The woolly mammoth genome is, indeed, "mammoth."
The researchers sequenced more than half of the woolly mammoth's estimated 4.7 billion base pairs#8212;far more than has ever been done before for the species.
At an estimated 4.7 billion base pairs, the full woolly mammoth genome is by far the largest of any known mammal genome, scientists say—though they're not exactly sure why. (Base pairs make up each rung of the "DNA ladder," representing the "letters" of the genetic code.)
"What we do know is that the elephant genome and the mammoth genome are very large—by far the largest mammallian genome," said Michael Hofreiter of the Max Planck Institute for Evolutionary Anthropology in Germany, who was not involved with the study.
"It's kind of striking, and its very odd," Hofreiter said of the new genome's size. "It's hard to say what it would mean evolutionarily."
Woolly mammoths have always been good candidates for ancient DNA studies, because many remains have been relatively well preserved in the permafrost of northern Europe, Asia, and North America, where the beasts roamed for hundreds of thousands of years.
Still, even frozen mammoth DNA is often unsalvageable, due to damage, decay, and contamination with the DNA of other organisms, such as bacteria.
Study co-leader Schuster said the team got around this problem by studying nuclear DNA from strands of hair—in this case, from the remains two animals found in Russia's Siberia region.
(Related: "Mammoth Hair Yields Ancient DNA, Study Says" [September 27, 2007].)
"The hair shaft is like a biological plastic," Schuster said. "It perfectly seals the DNA, and the bacteria [can't] infect it."
At this point, the sequenced woolly mammoth genome is more about potential than conclusions.
Régis Debruyne, of McMaster University in Canada, also studies mammoth DNA but was not involved with the study.
Debruyne described the sequence as "basically millions of loose pieces of the puzzle that need to be assembled and identified" before conclusions about traits can be drawn.
The genome is "only the beginning of the story," agreed Max Planck's Hofreiter, who wrote an accompanying article about the study's genetic implications, which, like the study, will appear in tomorrow's issue of the journal Nature.
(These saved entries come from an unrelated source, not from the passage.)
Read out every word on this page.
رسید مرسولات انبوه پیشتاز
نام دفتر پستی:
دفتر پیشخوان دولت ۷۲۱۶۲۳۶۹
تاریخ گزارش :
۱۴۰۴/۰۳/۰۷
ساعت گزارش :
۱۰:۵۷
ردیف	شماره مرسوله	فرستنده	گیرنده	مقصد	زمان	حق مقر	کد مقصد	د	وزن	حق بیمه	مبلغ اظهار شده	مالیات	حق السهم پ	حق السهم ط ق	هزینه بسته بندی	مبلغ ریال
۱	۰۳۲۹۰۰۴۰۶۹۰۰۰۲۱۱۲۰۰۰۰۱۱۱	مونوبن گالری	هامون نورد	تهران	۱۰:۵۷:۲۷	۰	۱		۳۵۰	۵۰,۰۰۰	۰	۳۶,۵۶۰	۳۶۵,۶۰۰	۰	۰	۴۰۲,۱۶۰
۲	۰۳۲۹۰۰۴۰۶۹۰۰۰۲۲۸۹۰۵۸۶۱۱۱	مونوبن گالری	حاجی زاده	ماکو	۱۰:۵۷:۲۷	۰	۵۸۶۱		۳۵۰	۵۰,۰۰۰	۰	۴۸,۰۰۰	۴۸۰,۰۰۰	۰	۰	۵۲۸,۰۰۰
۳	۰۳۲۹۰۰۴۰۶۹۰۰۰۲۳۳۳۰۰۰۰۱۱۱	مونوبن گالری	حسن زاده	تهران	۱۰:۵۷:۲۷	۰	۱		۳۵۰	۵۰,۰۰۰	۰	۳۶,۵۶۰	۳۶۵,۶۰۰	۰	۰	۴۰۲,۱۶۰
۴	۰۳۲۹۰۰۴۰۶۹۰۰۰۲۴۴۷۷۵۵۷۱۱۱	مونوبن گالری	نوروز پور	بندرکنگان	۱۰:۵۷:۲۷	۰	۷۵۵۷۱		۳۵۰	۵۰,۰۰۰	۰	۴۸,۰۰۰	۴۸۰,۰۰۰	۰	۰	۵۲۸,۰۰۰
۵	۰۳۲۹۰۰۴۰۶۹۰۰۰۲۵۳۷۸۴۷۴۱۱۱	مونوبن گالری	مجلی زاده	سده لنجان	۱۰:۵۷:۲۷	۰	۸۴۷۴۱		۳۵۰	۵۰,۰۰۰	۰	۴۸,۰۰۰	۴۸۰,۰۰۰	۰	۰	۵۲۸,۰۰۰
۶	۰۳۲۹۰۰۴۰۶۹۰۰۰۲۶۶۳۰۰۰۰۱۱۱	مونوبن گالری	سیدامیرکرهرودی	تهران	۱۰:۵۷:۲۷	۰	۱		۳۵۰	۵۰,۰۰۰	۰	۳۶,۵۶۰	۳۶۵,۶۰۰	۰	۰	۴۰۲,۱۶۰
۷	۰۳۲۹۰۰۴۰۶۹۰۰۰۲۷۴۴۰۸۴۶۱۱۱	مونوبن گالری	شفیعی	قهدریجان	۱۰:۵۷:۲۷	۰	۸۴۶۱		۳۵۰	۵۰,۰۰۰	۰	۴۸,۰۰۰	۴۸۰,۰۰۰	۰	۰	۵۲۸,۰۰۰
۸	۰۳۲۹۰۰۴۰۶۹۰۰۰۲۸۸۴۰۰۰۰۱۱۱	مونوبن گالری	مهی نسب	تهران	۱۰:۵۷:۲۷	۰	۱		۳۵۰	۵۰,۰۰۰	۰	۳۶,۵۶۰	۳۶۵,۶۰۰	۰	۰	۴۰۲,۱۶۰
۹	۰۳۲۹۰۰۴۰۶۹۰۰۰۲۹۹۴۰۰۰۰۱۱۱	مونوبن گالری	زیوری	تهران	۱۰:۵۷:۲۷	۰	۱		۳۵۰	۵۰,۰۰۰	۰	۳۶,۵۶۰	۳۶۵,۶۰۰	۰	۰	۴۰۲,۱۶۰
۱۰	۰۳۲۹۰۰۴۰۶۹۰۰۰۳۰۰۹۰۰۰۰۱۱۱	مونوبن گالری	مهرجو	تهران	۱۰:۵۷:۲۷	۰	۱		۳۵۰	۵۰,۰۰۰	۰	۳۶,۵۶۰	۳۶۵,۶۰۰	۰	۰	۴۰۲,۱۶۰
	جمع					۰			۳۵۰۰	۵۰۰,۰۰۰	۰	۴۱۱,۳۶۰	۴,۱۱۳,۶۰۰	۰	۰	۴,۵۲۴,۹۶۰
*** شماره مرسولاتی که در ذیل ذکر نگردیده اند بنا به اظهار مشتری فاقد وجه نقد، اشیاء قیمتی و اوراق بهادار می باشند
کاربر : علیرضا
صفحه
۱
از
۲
As for what the genome might lead to, evolutionary geneticist Hendrik Poinar of McMaster University said the data will eventually reveal "what makes a mammoth a mammoth and not an elephant."
Penn State biologist Webb Miller, who co-led the new study with Schuster, said sequencing the mammoth genome could help save today's endangered species.
Miller and Schuster said woolly mammoths had relatively little genetic diversity, and that may have contributed to their inability to adapt to a new climate after the Ice Age.
"If the climate changes and you have little genetic diversity, then it is very difficult for you to respond to that challenge," Schuster explained.
That is, it's tougher for a species to evolve into a better adapted version of itself if it does not have a variety of types for natural selection to "choose" from.
"We're thinking that the susceptibility of a species to extinction is not measured by the number of living animals of the species but rather by diversity in the nuclear genomes," Miller said.
Max Planck's Hofreiter noted that the nuclear DNA of only two mammoths, as published today, "is not enough to make any comprehensive analysis of diversity."
It can be said, however, that, based on the two samples, mammoths were at least as genetically diverse as humans.
The new genome could also lead to living, breathing woolly mammoths, some experts say.
Present-day elephants would be key to any such cloning project.
First, all genetic differences between mammoths and elephants would have to be identified.
Next, an elephant egg would have to be fertilized with altered genes and implanted in the womb of a female elephant.
"Theoretically it's not completely out of the question," Hofreiter, of the Max Planck Institute, said.
"But I see so many problems that I can't imagine it would ever work."
The bigger point, Hofreiter added, is that "the tons of money you would need to resurrect a mammoth would probably be better spent saving endangered species."
Miller, who co-led the study with Schuster, said, "Resurrecting mammoths is a relatively boring thought. When we can do that, we'll be able to clone humans. My basketball team will be unbeatable."